Het thema van de driestemmige fuga is een van de kortste en de simpelste uit de hele bundel. Het begint heel kek met twee noten, een zogenaamde secunde, die beklemtoond wordt door de erop volgende rust. Met dit motiefje verwijdert Bach zich één stapje van de grondtoon E. Na de spanningsvolle rust, keert hij naar de thuisbasis terug in een loopje van zestiende noten dat echter van geen ophouden weet en het basismateriaal vormt voor de verdere fuga.
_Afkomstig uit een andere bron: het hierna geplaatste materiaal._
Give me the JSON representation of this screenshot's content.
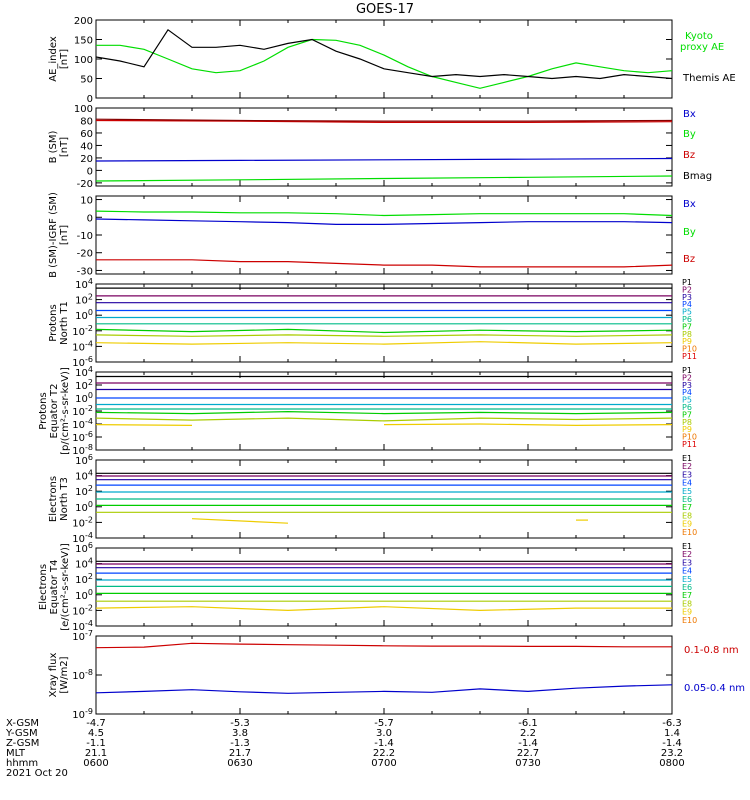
{
  "title": "GOES-17",
  "date_label": "2021 Oct 20",
  "orbit_labels": [
    "X-GSM",
    "Y-GSM",
    "Z-GSM",
    "MLT",
    "hhmm"
  ],
  "orbit_columns": [
    {
      "x": "-4.7",
      "y": "4.5",
      "z": "-1.1",
      "mlt": "21.1",
      "hhmm": "0600"
    },
    {
      "x": "-5.3",
      "y": "3.8",
      "z": "-1.3",
      "mlt": "21.7",
      "hhmm": "0630"
    },
    {
      "x": "-5.7",
      "y": "3.0",
      "z": "-1.4",
      "mlt": "22.2",
      "hhmm": "0700"
    },
    {
      "x": "-6.1",
      "y": "2.2",
      "z": "-1.4",
      "mlt": "22.7",
      "hhmm": "0730"
    },
    {
      "x": "-6.3",
      "y": "1.4",
      "z": "-1.4",
      "mlt": "23.2",
      "hhmm": "0800"
    }
  ],
  "colors": {
    "black": "#000000",
    "blue": "#0000cc",
    "green": "#00dd00",
    "red": "#cc0000",
    "dark_red": "#880000",
    "ramp": [
      "#000000",
      "#7a0060",
      "#2000a0",
      "#0044ff",
      "#00aacc",
      "#00bb88",
      "#00cc00",
      "#aacc00",
      "#eecc00",
      "#ee7700",
      "#dd0000"
    ]
  },
  "chart_data": [
    {
      "type": "line",
      "ylabel": "AE_index [nT]",
      "ylim": [
        0,
        200
      ],
      "yticks": [
        "0",
        "50",
        "100",
        "150",
        "200"
      ],
      "x": [
        0,
        5,
        10,
        15,
        20,
        25,
        30,
        35,
        40,
        45,
        50,
        55,
        60,
        65,
        70,
        75,
        80,
        85,
        90,
        95,
        100,
        105,
        110,
        115,
        120
      ],
      "series": [
        {
          "name": "Kyoto proxy AE",
          "color": "green",
          "values": [
            135,
            135,
            125,
            100,
            75,
            65,
            70,
            95,
            130,
            150,
            148,
            135,
            110,
            80,
            55,
            40,
            25,
            40,
            55,
            75,
            90,
            80,
            70,
            65,
            70
          ]
        },
        {
          "name": "Themis AE",
          "color": "black",
          "values": [
            105,
            95,
            80,
            175,
            130,
            130,
            135,
            125,
            140,
            150,
            120,
            100,
            75,
            65,
            55,
            60,
            55,
            60,
            55,
            50,
            55,
            50,
            60,
            55,
            50
          ]
        }
      ]
    },
    {
      "type": "line",
      "ylabel": "B (SM) [nT]",
      "ylim": [
        -25,
        100
      ],
      "yticks": [
        "-20",
        "0",
        "20",
        "40",
        "60",
        "80",
        "100"
      ],
      "x": [
        0,
        30,
        60,
        90,
        120
      ],
      "series": [
        {
          "name": "Bx",
          "color": "blue",
          "values": [
            15,
            16,
            17,
            18,
            19
          ]
        },
        {
          "name": "By",
          "color": "green",
          "values": [
            -17,
            -15,
            -13,
            -11,
            -9
          ]
        },
        {
          "name": "Bz",
          "color": "red",
          "values": [
            80,
            79,
            77,
            77,
            78
          ]
        },
        {
          "name": "Bmag",
          "color": "dark_red",
          "values": [
            82,
            80,
            79,
            79,
            80
          ]
        }
      ]
    },
    {
      "type": "line",
      "ylabel": "B (SM)-IGRF (SM) [nT]",
      "ylim": [
        -32,
        12
      ],
      "yticks": [
        "-30",
        "-20",
        "-10",
        "0",
        "10"
      ],
      "x": [
        0,
        10,
        20,
        30,
        40,
        50,
        60,
        70,
        80,
        90,
        100,
        110,
        120
      ],
      "series": [
        {
          "name": "Bx",
          "color": "blue",
          "values": [
            -1,
            -1.5,
            -2,
            -2.5,
            -3,
            -4,
            -4,
            -3.5,
            -3,
            -2.5,
            -2.5,
            -2.5,
            -3
          ]
        },
        {
          "name": "By",
          "color": "green",
          "values": [
            3.5,
            3,
            3,
            2.5,
            2.5,
            2,
            1,
            1.5,
            2,
            2,
            2,
            2,
            1
          ]
        },
        {
          "name": "Bz",
          "color": "red",
          "values": [
            -24,
            -24,
            -24,
            -25,
            -25,
            -26,
            -27,
            -27,
            -28,
            -28,
            -28,
            -28,
            -27
          ]
        }
      ]
    },
    {
      "type": "line",
      "ylabel": "Protons North T1",
      "yscale": "log",
      "ylim": [
        1e-06,
        10000.0
      ],
      "yticks": [
        "10^-6",
        "10^-4",
        "10^-2",
        "10^0",
        "10^2",
        "10^4"
      ],
      "x": [
        0,
        20,
        40,
        60,
        80,
        100,
        120
      ],
      "series": [
        {
          "name": "P1",
          "values": [
            3000,
            3000,
            3000,
            3000,
            3000,
            3000,
            3000
          ]
        },
        {
          "name": "P2",
          "values": [
            300,
            300,
            300,
            300,
            300,
            300,
            300
          ]
        },
        {
          "name": "P3",
          "values": [
            40,
            40,
            40,
            40,
            40,
            40,
            40
          ]
        },
        {
          "name": "P4",
          "values": [
            4,
            4,
            4,
            4,
            4,
            4,
            4
          ]
        },
        {
          "name": "P5",
          "values": [
            0.5,
            0.5,
            0.5,
            0.5,
            0.5,
            0.5,
            0.5
          ]
        },
        {
          "name": "P6",
          "values": [
            0.08,
            0.08,
            0.08,
            0.08,
            0.08,
            0.08,
            0.08
          ]
        },
        {
          "name": "P7",
          "values": [
            0.015,
            0.008,
            0.015,
            0.006,
            0.012,
            0.008,
            0.012
          ]
        },
        {
          "name": "P8",
          "values": [
            0.003,
            0.002,
            0.003,
            0.002,
            0.003,
            0.002,
            0.003
          ]
        },
        {
          "name": "P9",
          "values": [
            0.0003,
            0.0002,
            0.0003,
            0.0002,
            0.0004,
            0.0002,
            0.0003
          ]
        },
        {
          "name": "P10",
          "values": [
            null,
            null,
            null,
            null,
            null,
            null,
            null
          ]
        },
        {
          "name": "P11",
          "values": [
            null,
            null,
            null,
            null,
            null,
            null,
            null
          ]
        }
      ]
    },
    {
      "type": "line",
      "ylabel": "Protons Equator T2 [p/(cm^2-s-sr-keV)]",
      "yscale": "log",
      "ylim": [
        1e-08,
        10000.0
      ],
      "yticks": [
        "10^-8",
        "10^-6",
        "10^-4",
        "10^-2",
        "10^0",
        "10^2",
        "10^4"
      ],
      "x": [
        0,
        20,
        40,
        60,
        80,
        100,
        120
      ],
      "series": [
        {
          "name": "P1",
          "values": [
            2000,
            2000,
            2000,
            2000,
            2000,
            2000,
            2000
          ]
        },
        {
          "name": "P2",
          "values": [
            200,
            200,
            200,
            200,
            200,
            200,
            200
          ]
        },
        {
          "name": "P3",
          "values": [
            20,
            20,
            20,
            20,
            20,
            20,
            20
          ]
        },
        {
          "name": "P4",
          "values": [
            1,
            1,
            1,
            1,
            1,
            1,
            1
          ]
        },
        {
          "name": "P5",
          "values": [
            0.1,
            0.1,
            0.1,
            0.1,
            0.1,
            0.1,
            0.1
          ]
        },
        {
          "name": "P6",
          "values": [
            0.02,
            0.02,
            0.02,
            0.02,
            0.02,
            0.02,
            0.02
          ]
        },
        {
          "name": "P7",
          "values": [
            0.006,
            0.004,
            0.008,
            0.004,
            0.006,
            0.004,
            0.006
          ]
        },
        {
          "name": "P8",
          "values": [
            0.0008,
            0.0004,
            0.0008,
            0.0003,
            0.0008,
            0.0005,
            0.0008
          ]
        },
        {
          "name": "P9",
          "values": [
            8e-05,
            6e-05,
            null,
            8e-05,
            0.0001,
            6e-05,
            8e-05
          ]
        },
        {
          "name": "P10",
          "values": [
            null,
            null,
            null,
            null,
            null,
            null,
            null
          ]
        },
        {
          "name": "P11",
          "values": [
            null,
            null,
            null,
            null,
            null,
            null,
            null
          ]
        }
      ]
    },
    {
      "type": "line",
      "ylabel": "Electrons North T3",
      "yscale": "log",
      "ylim": [
        0.0001,
        1000000.0
      ],
      "yticks": [
        "10^-4",
        "10^-2",
        "10^0",
        "10^2",
        "10^4",
        "10^6"
      ],
      "x": [
        0,
        20,
        40,
        60,
        80,
        100,
        120
      ],
      "series": [
        {
          "name": "E1",
          "values": [
            20000,
            20000,
            20000,
            20000,
            20000,
            20000,
            20000
          ]
        },
        {
          "name": "E2",
          "values": [
            9000,
            9000,
            9000,
            9000,
            9000,
            9000,
            9000
          ]
        },
        {
          "name": "E3",
          "values": [
            3000,
            3000,
            3000,
            3000,
            3000,
            3000,
            3000
          ]
        },
        {
          "name": "E4",
          "values": [
            600,
            600,
            600,
            600,
            600,
            600,
            600
          ]
        },
        {
          "name": "E5",
          "values": [
            80,
            80,
            80,
            80,
            80,
            80,
            80
          ]
        },
        {
          "name": "E6",
          "values": [
            10,
            10,
            10,
            10,
            10,
            10,
            10
          ]
        },
        {
          "name": "E7",
          "values": [
            1.5,
            1.5,
            1.5,
            1.5,
            1.5,
            1.5,
            1.5
          ]
        },
        {
          "name": "E8",
          "values": [
            0.2,
            0.2,
            0.2,
            0.2,
            0.2,
            0.2,
            0.2
          ]
        },
        {
          "name": "E9",
          "values": [
            null,
            0.03,
            0.008,
            null,
            null,
            0.02,
            null
          ]
        },
        {
          "name": "E10",
          "values": [
            null,
            null,
            null,
            null,
            null,
            null,
            null
          ]
        }
      ]
    },
    {
      "type": "line",
      "ylabel": "Electrons Equator T4 [e/(cm^2-s-sr-keV)]",
      "yscale": "log",
      "ylim": [
        0.0001,
        1000000.0
      ],
      "yticks": [
        "10^-4",
        "10^-2",
        "10^0",
        "10^2",
        "10^4",
        "10^6"
      ],
      "x": [
        0,
        20,
        40,
        60,
        80,
        100,
        120
      ],
      "series": [
        {
          "name": "E1",
          "values": [
            20000,
            20000,
            20000,
            20000,
            20000,
            20000,
            20000
          ]
        },
        {
          "name": "E2",
          "values": [
            9000,
            9000,
            9000,
            9000,
            9000,
            9000,
            9000
          ]
        },
        {
          "name": "E3",
          "values": [
            3000,
            3000,
            3000,
            3000,
            3000,
            3000,
            3000
          ]
        },
        {
          "name": "E4",
          "values": [
            600,
            600,
            600,
            600,
            600,
            600,
            600
          ]
        },
        {
          "name": "E5",
          "values": [
            80,
            80,
            80,
            80,
            80,
            80,
            80
          ]
        },
        {
          "name": "E6",
          "values": [
            12,
            12,
            12,
            12,
            12,
            12,
            12
          ]
        },
        {
          "name": "E7",
          "values": [
            1.5,
            1.5,
            1.5,
            1.5,
            1.5,
            1.5,
            1.5
          ]
        },
        {
          "name": "E8",
          "values": [
            0.15,
            0.15,
            0.15,
            0.15,
            0.15,
            0.15,
            0.15
          ]
        },
        {
          "name": "E9",
          "values": [
            0.02,
            0.03,
            0.01,
            0.03,
            0.01,
            0.02,
            0.02
          ]
        },
        {
          "name": "E10",
          "values": [
            null,
            null,
            null,
            null,
            null,
            null,
            null
          ]
        }
      ]
    },
    {
      "type": "line",
      "ylabel": "Xray flux [W/m^2]",
      "yscale": "log",
      "ylim": [
        1e-09,
        1e-07
      ],
      "yticks": [
        "10^-9",
        "10^-8",
        "10^-7"
      ],
      "x": [
        0,
        10,
        20,
        30,
        40,
        50,
        60,
        70,
        80,
        90,
        100,
        110,
        120
      ],
      "series": [
        {
          "name": "0.1-0.8 nm",
          "color": "red",
          "values": [
            5e-08,
            5.2e-08,
            6.5e-08,
            6.2e-08,
            6e-08,
            5.8e-08,
            5.6e-08,
            5.5e-08,
            5.5e-08,
            5.4e-08,
            5.4e-08,
            5.3e-08,
            5.3e-08
          ]
        },
        {
          "name": "0.05-0.4 nm",
          "color": "blue",
          "values": [
            3.5e-09,
            3.8e-09,
            4.2e-09,
            3.7e-09,
            3.4e-09,
            3.6e-09,
            3.8e-09,
            3.6e-09,
            4.4e-09,
            3.8e-09,
            4.6e-09,
            5.2e-09,
            5.6e-09
          ]
        }
      ]
    }
  ],
  "legends": {
    "ae": [
      "Kyoto",
      "proxy AE",
      "Themis AE"
    ],
    "b": [
      "Bx",
      "By",
      "Bz",
      "Bmag"
    ],
    "bdiff": [
      "Bx",
      "By",
      "Bz"
    ],
    "protons": [
      "P1",
      "P2",
      "P3",
      "P4",
      "P5",
      "P6",
      "P7",
      "P8",
      "P9",
      "P10",
      "P11"
    ],
    "electrons": [
      "E1",
      "E2",
      "E3",
      "E4",
      "E5",
      "E6",
      "E7",
      "E8",
      "E9",
      "E10"
    ],
    "xray": [
      "0.1-0.8 nm",
      "0.05-0.4 nm"
    ]
  },
  "ylabels": {
    "ae": [
      "AE_index",
      "[nT]"
    ],
    "b": [
      "B (SM)",
      "[nT]"
    ],
    "bdiff": [
      "B (SM)-IGRF (SM)",
      "[nT]"
    ],
    "p1": [
      "Protons",
      "North T1"
    ],
    "p2": [
      "Protons",
      "Equator T2",
      "[p/(cm²-s-sr-keV)]"
    ],
    "e1": [
      "Electrons",
      "North T3"
    ],
    "e2": [
      "Electrons",
      "Equator T4",
      "[e/(cm²-s-sr-keV)]"
    ],
    "xr": [
      "Xray flux",
      "[W/m2]"
    ]
  }
}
Das Wohltemperirte Clavier, BWV 846-893
48 klavierstukken in alle 24 toonsoorten: dat was het soort uitdaging waar Bach van genoot. In elk van de twee delen van het Wohltemperirte Clavier bracht hij 24 keer het muzikale koppel prelude en fuga samen, twaalf in mineur, twaalf in majeur. In de preludes liet hij zijn fantasie de vrije loop, om in de fuga’s zijn mathematische hoogstandjes te verrichten. In tegenstelling tot de ijzeren discipline waarmee Bach zich voor zijn kerkelijke composities moest inzetten, kon hij zich hier overgeven aan intellectuele Spielerei zonder klemmende deadlines.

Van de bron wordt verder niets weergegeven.